Now those very growth rates are haunting the Chinese elite. The whole
pattern of growth under capitalism has been one of an uneven and
combined character. Not only has China the largest gap between the rich
and poor, but the rural and urban and regional disparities have also
been immensely exacerbated. GDP per person in Shanghai is around $18000
while that of Yunnan is less than $1000. There are 160 million urban
unemployed while 20 million returned to their villages after the
recession of 2008. In 2010 only 17% of migrant workers in cities were
enrolled in any pension scheme at all, according to the state figures.
The Communist Party is in reality, neither “Communist” nor a “party”,
it is the elite that rules and plunders the Chinese masses. The
offspring of the leaders are the new rich bosses of China. Hu Haifeng,
the son of President Hu Jintao, and Wen Yunsong, the son of China’s
premier Wen Jiabao, are amongst the biggest financiers and business
tycoons of the country. Since the Politburo reshuffles in 2007 these
rich princelings have 7 of the 25 seats.
The burgeoning social crisis due to this disparity, and the Arab
Revolutions, has spooked the leadership. They have massively increased
spending on domestic security which in this year’s budget has overtaken
that of defence for the first time. Wen Jiabao sounded the alarm on the
economy in 2007: “unstable, unbalanced, uncoordinated and
unsustainable.” The Economist pointed out in its Special Report on
China, “The country is too divided between rich and poor to be
experiencing a shengshi (age of prosperity)… The leadership
has recently begun to talk about a new target: boosting public
‘happiness’ rather than just GDP. In a decade fraught with economic and
political perils in China, that will be the hardest goal to achieve.”

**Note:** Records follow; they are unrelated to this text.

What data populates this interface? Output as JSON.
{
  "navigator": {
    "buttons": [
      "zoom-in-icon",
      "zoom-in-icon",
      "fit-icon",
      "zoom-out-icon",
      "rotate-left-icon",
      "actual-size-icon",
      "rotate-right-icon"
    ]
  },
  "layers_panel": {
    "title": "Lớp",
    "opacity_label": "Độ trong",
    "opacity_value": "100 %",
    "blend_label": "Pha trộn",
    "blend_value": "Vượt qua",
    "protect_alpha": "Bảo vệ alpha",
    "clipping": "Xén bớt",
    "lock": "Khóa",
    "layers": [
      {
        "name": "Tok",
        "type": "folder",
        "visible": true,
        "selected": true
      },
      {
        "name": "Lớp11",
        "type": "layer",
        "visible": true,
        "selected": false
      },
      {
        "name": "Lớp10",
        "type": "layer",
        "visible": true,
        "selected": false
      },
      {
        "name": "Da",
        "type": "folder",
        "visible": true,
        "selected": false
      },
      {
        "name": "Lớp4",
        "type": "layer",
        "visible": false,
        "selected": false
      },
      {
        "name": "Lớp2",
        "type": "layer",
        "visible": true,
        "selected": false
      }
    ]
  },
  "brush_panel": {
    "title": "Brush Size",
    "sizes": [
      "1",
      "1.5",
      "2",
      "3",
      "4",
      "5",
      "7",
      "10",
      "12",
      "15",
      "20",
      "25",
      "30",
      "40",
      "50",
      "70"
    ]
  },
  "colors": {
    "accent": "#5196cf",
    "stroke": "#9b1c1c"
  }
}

Paradoxically this very expansion and growth of the economy, rapid
and uneven, has made China the country with the largest proletariat in
the world. Napoleon once said that, “When China awakes the world will
tremble.” The bureaucratic stranglehold is faltering with the
aggravating socioeconomic contradictions. There are wave after wave of
strikes unreported by the capitalist media. But once the mighty Chinese
proletariat enters as a class into the arena of history the
revolutionary blizzard will be unstoppable.